Last night I was reading Real Live Preacher and thought about the possibility that many mainstream Christians don't have crises of faith because they (in themselves) don't believe anything anyway. It seems the number is growing for whom Christianity is a lifestyle, not a faith. The bottom line has changed. So many things that are fruit of knowing Christ become the definition of knowing Christ. Is your lifestyle a result of your faith, or is your confidence a result of your lifestyle? I think the subtle confusion of this is why people feel that Christians expect them to clean it all up before they are worthy to come to Christ. If we judge ourselves based on our behavior, surely we must judge non-believers based on theirs. So moral people come, and they can be so comfortable among other moral people that it doesn’t even occur to them that salvation requires more than morality.
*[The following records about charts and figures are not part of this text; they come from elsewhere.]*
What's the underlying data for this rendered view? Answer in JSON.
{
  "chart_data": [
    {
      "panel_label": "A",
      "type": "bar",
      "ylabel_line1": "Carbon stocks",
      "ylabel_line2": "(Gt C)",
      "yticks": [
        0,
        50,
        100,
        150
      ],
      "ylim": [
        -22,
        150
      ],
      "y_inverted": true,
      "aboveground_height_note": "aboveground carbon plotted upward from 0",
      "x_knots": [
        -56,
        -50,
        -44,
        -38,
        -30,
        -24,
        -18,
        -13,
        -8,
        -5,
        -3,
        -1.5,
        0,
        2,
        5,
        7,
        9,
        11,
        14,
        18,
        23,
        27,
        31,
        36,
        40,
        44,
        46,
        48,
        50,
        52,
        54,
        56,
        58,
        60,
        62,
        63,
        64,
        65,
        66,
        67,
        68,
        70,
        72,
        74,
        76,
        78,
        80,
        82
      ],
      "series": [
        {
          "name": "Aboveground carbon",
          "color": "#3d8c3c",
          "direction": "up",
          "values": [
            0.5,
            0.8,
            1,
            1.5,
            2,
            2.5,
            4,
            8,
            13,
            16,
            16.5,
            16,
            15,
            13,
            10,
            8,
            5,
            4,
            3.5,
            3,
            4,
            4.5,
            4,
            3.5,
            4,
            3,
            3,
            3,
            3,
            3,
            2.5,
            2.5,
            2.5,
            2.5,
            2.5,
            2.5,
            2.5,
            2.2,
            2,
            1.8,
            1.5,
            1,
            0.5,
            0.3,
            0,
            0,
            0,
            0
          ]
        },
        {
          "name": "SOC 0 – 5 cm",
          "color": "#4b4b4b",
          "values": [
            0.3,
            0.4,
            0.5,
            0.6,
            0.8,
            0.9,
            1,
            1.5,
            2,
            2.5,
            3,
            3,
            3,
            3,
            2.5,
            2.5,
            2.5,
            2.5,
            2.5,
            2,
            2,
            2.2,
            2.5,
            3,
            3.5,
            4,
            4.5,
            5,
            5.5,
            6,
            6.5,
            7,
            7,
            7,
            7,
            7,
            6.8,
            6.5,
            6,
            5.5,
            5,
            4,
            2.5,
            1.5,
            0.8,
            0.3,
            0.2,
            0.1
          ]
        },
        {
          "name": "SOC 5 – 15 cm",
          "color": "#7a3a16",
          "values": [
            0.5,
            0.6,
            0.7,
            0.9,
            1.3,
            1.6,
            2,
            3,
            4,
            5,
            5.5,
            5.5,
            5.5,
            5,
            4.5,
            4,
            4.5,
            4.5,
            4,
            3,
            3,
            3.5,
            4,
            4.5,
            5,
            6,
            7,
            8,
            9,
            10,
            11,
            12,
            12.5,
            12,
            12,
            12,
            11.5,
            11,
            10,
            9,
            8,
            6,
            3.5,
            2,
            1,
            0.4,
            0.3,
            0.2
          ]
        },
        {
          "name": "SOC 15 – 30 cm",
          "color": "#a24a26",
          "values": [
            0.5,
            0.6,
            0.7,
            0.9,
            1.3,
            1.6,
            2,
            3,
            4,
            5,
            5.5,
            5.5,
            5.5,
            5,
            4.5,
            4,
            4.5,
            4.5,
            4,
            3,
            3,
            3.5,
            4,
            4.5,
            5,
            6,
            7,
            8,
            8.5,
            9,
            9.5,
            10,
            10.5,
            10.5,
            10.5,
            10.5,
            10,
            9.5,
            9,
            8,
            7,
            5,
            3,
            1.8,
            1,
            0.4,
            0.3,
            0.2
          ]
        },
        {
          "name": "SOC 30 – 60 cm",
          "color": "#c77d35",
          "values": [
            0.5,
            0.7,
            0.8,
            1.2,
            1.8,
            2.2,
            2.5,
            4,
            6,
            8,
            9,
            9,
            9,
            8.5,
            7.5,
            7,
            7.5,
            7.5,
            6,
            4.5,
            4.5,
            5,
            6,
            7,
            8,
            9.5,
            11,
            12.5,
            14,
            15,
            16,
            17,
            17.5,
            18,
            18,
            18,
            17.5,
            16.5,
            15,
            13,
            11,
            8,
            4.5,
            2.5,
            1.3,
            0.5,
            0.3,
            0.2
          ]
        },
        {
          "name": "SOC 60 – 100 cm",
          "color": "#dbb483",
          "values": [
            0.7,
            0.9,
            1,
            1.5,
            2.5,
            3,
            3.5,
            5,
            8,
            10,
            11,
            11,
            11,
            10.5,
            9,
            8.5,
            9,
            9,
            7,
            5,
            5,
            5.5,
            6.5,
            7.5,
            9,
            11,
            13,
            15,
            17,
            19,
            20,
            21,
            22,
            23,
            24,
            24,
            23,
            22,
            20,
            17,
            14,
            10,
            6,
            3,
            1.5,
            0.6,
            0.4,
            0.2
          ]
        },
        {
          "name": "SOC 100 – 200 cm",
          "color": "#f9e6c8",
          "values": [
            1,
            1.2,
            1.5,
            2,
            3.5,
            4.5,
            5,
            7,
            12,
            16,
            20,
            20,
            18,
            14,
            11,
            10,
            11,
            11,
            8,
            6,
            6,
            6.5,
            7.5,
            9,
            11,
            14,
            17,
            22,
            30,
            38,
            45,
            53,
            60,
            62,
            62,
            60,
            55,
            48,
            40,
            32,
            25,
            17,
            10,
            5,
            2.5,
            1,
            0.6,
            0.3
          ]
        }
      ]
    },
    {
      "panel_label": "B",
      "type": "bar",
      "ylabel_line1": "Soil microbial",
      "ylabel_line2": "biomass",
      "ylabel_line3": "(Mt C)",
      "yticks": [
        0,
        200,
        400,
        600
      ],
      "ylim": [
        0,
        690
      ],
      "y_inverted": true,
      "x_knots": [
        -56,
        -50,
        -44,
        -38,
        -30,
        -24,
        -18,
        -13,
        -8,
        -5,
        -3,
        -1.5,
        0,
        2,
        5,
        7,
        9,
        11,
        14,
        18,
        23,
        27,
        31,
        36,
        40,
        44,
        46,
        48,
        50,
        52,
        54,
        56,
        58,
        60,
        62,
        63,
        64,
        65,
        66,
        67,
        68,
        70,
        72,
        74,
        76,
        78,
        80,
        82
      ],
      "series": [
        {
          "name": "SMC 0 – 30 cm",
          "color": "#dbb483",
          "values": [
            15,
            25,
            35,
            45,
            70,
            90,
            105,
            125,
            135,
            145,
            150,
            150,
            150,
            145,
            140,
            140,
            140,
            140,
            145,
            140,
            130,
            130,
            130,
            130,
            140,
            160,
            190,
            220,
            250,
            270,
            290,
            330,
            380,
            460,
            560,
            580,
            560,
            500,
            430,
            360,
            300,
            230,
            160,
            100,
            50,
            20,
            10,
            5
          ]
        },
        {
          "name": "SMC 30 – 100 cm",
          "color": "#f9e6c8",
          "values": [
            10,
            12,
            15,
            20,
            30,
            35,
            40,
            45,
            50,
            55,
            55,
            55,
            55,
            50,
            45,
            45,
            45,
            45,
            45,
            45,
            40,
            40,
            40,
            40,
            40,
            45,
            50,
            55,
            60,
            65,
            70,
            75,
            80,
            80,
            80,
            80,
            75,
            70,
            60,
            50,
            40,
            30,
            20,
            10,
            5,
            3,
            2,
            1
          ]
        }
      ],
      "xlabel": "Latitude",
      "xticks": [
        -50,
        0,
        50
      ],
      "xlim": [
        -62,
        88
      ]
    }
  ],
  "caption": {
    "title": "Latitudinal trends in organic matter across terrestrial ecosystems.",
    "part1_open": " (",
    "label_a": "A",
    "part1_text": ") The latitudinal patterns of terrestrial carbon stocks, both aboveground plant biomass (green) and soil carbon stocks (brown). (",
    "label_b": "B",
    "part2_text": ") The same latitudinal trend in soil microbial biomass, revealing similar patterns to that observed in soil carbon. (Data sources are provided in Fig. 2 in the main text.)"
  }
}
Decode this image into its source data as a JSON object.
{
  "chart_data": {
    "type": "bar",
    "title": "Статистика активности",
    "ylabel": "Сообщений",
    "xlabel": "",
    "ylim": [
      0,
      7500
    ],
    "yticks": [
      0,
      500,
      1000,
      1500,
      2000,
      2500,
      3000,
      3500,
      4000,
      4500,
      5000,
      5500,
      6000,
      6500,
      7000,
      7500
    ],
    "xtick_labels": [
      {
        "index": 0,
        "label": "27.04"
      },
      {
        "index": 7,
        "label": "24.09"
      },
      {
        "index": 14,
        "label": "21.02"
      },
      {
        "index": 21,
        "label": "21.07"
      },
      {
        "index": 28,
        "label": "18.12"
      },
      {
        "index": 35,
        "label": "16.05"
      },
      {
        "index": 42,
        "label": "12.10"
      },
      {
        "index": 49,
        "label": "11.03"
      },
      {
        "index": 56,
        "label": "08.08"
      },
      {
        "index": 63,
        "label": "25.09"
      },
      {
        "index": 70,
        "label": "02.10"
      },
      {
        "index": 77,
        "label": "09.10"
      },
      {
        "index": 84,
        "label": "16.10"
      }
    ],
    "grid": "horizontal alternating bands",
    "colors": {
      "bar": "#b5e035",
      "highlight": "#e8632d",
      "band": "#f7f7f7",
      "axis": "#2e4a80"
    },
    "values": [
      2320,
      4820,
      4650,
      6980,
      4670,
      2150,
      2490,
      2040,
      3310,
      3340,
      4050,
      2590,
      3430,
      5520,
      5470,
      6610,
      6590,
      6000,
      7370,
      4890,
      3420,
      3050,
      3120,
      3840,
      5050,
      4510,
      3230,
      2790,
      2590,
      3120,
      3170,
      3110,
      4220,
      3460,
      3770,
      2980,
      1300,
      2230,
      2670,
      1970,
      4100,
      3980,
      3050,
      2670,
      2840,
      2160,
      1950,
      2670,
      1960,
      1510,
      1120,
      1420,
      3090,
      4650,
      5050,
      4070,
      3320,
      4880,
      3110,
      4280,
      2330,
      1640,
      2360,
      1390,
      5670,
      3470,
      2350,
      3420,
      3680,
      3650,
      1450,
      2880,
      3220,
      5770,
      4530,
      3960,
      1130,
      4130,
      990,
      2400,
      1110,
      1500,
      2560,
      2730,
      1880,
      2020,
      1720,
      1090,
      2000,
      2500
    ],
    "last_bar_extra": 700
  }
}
I touched on this in my response to Colson’s article in Christianity Today . Colson cites the practice of abstinence and the opposition to abortion and gay marriage as evidence of the death of post modernism, in other words, a renewed belief in transcendent Truth.
Because cultural etiquette has traditionally held morals in check, society’s embrace of Judeo-Christian values, and family values is used as the measuring stick of spirituality. Not just spirituality, but Christianity.
When our spiritual confidence is based on our behavior and morals, yea, even cultural mores, rather than our faith and communion with Christ, it doesn’t take long for our understanding of Christianity to be based on doing what Christ would approve of rather than being aligned with and knowing Him.